Archive

Quotes

I think that to get under the surface and really appreciate the beauty of any country, one has to go there poor.

—Grace Moore, 1944

Traveling is the ruin of all happiness! There’s no looking at a building here after seeing Italy.

—Fanny Burney, 1782

In the Middle Ages people were tourists because of their religion, whereas now they are tourists because tourism is their religion.

—Robert Runcie, 1988

All traveling becomes dull in exact proportion to its rapidity.

—John Ruskin, 1856

The traveler with nothing on him sings in the robber’s face.

—Juvenal, c. 125

The soul of a journey is liberty, perfect liberty, to think, feel, do just as one pleases. We go on a journey chiefly to be free of all impediments and of all inconveniences—to leave ourselves behind, much more to get rid of others.

—William Hazlitt, 1822

See one promontory (said Socrates of old), one mountain, one sea, one river, and see all.

—Robert Burton, c. 1620

A traveler’s chief aim should be to make men wiser and better, and to improve their minds by the bad—as well as good—example of what they deliver concerning foreign places.

—Jonathan Swift, 1726

I am leaving the town to the invaders: increasingly numerous, mediocre, dirty, badly behaved, shameless tourists.

—Brigitte Bardot, 1989

Traveling is like gambling: it is ever connected with winning and losing, and generally where least expected we receive more or less than we hoped for.
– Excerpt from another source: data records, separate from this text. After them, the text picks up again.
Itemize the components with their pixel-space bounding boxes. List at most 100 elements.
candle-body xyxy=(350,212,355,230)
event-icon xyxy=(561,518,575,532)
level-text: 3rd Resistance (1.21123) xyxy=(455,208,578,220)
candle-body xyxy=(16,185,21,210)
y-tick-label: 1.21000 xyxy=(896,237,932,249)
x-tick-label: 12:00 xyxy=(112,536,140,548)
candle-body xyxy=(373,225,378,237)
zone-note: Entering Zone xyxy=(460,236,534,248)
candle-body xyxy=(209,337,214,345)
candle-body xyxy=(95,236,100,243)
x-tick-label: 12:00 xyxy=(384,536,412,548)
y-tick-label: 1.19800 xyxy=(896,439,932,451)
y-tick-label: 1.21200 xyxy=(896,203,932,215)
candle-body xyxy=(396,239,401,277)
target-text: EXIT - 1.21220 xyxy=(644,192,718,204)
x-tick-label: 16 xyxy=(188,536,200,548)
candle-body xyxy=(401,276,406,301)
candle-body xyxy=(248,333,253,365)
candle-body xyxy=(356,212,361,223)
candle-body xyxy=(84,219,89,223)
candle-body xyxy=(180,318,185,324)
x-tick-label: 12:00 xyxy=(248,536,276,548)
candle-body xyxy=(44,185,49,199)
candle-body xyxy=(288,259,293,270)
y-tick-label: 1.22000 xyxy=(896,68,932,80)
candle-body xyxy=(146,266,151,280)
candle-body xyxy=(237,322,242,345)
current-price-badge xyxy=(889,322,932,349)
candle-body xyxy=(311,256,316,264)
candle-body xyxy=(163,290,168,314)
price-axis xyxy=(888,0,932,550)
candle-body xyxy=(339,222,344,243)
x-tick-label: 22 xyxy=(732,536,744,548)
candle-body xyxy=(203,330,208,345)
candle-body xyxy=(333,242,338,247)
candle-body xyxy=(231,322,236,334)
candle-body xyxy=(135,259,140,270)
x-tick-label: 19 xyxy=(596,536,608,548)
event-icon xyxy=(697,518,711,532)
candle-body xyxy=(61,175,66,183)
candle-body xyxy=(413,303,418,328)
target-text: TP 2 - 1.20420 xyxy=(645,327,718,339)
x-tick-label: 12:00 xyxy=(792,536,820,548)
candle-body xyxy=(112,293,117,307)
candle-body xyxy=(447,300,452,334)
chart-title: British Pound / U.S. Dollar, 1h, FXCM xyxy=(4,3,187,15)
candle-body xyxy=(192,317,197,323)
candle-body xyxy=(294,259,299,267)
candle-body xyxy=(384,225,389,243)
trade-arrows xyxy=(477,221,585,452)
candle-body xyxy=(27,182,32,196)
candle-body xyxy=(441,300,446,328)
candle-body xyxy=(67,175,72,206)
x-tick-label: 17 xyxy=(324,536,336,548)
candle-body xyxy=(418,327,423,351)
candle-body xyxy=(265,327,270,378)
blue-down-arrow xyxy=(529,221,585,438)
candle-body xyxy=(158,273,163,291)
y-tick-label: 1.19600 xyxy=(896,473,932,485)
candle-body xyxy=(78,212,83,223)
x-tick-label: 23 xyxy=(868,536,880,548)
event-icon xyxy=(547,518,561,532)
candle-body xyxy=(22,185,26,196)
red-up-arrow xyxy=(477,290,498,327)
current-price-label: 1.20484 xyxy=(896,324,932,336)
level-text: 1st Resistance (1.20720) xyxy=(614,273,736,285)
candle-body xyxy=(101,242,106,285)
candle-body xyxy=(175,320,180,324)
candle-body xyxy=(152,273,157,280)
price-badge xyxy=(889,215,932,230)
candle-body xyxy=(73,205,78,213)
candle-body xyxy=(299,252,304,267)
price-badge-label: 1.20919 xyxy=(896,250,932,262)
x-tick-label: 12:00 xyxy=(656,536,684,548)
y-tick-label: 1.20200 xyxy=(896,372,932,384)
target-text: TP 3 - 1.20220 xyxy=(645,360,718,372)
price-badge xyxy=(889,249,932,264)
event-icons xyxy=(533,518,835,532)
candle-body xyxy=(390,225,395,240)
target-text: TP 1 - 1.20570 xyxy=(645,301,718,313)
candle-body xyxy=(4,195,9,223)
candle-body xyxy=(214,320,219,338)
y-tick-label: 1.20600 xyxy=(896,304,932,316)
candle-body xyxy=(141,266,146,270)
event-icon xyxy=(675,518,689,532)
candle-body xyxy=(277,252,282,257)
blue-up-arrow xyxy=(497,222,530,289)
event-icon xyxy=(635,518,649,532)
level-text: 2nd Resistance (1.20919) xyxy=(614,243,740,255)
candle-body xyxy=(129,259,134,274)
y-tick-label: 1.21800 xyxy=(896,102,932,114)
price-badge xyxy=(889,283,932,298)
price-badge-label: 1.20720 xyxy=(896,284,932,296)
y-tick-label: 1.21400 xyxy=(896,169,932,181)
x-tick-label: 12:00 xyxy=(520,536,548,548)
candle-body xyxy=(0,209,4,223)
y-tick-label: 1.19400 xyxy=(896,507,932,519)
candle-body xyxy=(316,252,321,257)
—Johann Wolfgang von Goethe, 1797

It is delightful to read on the spot the impressions and opinions of tourists who visited a hundred years ago, in the vehicles and with the aesthetic prejudices of the period, the places which you are visiting now. The voyage ceases to be a mere tour through space; you travel through time and thought as well.

—Aldous Huxley, 1925

One should always have one’s boots on and be ready to leave.

—Michel de Montaigne, 1580

The world is a book, and those who do not travel read only a page.